I present two conversations with my mother: one real, one imagined.

If you don't know my mom...well...she's a wonderful being. She's also extremely quirky. This is not a surprise if you look at me. I am, essentially, my mother's daughter.

I present here two telephone conversations with my mother. The first, is the conversation I wished we'd had. The second is the one we actually did have. Remember, I'm staying in the Days Inn because I'm narrating this week, and I have a broken foot with a ginormous green cast. These two details are important.

CONVERSATION #1

MOM: I just had to call you! I wanted to tell you something really exciting!
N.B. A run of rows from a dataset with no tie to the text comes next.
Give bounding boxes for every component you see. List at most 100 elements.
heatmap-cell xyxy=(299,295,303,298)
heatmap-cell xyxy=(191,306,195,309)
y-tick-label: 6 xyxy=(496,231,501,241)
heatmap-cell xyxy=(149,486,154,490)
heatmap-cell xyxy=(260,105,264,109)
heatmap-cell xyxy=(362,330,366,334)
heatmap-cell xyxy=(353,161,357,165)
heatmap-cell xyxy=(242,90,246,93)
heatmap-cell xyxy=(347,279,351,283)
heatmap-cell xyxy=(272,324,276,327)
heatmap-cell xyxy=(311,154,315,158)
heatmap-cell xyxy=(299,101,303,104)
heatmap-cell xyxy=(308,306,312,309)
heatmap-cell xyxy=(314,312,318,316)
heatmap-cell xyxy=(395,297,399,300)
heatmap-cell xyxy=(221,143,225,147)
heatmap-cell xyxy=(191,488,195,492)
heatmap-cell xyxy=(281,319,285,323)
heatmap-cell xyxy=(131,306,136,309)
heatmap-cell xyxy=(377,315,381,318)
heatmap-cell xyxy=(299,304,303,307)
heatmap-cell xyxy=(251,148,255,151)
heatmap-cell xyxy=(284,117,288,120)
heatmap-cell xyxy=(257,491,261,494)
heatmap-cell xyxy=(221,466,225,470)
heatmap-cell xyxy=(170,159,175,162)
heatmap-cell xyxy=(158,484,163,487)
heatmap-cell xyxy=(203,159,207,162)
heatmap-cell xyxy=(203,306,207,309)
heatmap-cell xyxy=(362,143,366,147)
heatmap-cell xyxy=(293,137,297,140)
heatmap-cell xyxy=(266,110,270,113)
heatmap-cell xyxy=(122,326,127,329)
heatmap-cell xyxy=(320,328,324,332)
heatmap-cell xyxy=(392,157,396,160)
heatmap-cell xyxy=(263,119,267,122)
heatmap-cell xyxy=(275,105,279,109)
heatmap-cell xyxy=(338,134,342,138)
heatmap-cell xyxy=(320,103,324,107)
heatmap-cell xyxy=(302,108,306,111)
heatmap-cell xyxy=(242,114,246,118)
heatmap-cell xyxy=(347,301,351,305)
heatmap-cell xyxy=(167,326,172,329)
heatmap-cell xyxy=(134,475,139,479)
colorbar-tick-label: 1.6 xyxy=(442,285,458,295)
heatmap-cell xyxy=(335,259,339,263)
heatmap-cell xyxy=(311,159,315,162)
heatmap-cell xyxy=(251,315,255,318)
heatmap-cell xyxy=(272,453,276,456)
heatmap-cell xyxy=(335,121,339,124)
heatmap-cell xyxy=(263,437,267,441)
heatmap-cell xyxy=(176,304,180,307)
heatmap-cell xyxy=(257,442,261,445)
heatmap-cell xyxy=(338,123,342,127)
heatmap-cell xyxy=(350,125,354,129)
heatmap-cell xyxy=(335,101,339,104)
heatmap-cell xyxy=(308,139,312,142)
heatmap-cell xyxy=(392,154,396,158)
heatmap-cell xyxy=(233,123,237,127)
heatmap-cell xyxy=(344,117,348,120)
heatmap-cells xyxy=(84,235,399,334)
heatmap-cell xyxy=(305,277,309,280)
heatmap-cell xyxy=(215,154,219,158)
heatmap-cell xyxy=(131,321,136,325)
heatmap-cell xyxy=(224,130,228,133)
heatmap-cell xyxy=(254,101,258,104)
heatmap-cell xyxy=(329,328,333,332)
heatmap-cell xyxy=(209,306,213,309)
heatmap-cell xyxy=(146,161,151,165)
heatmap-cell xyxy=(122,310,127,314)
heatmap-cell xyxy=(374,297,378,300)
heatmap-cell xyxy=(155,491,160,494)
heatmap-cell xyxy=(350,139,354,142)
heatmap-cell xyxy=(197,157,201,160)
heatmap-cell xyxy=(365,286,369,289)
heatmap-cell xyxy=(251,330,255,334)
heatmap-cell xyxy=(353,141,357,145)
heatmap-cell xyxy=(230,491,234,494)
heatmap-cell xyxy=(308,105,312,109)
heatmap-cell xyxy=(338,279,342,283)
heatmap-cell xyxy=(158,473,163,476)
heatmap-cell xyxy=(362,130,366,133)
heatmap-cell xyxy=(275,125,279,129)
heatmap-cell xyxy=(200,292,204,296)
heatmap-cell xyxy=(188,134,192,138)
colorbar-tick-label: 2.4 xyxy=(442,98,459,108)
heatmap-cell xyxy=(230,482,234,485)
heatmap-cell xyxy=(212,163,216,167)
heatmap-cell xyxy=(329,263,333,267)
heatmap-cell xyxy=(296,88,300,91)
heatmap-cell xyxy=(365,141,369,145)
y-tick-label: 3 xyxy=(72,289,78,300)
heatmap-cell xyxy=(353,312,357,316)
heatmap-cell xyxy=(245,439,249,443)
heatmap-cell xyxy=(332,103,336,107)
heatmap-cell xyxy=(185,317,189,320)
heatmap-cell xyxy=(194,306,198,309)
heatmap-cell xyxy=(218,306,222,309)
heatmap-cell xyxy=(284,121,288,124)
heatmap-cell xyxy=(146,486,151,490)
ME: Great. I could use some good news.

MOM: You got another bouquet of flowers!

ME: I did?

MOM: Yes! And this one is from MATT DAMON!

ME: Again?

MOM: He really wants to get back together. He says he’d divorce his wife for you. In fact, there are flowers and candy here from all your handsome, famous admirers. Isn’t that wonderful?

ME: I’m bored by it now actually. Being so desired is awfully tiring.

MOM: I know, honey. Boy, do I know.

CONVERSATION #2 (The Real One)

MOM: I just had to call you! I’ve got some good news!

ME: Great. I could use some good news.

MOM: Airway Oxygen just dropped off a knee scooter for you!

(PAUSE)

ME: Oh?

MOM: You are going to love it. It’s got wheels and you put your knee on it and you can roll around, and it’s black with cushions, and there’s this little bag in front so you can carry stuff, I mean…

ME: Mom? I gotta go.

MOM: It’s just wonderful! You’ll never have to use your crutches inside again!

ME: Mom...

MOM: And it folds up and it’s only $70 a month and your insurance, get this, will pay for EVERYTHING!

ME: Mom!! Mom! I’ve gotta go! I’m stuck in my pants!!

MOM: What?

ME: I can’t….muther fucker….I’m sitting on the hotel bed and my pants are stuck on my cast. I can’t get my pants off!!

MOM: Okay then. I’ll let you go.

END SCENE

My life just gets better and better. Really. It’s just so wrong I can’t help but laugh about it. Hopefully, you’re laughing right along with me.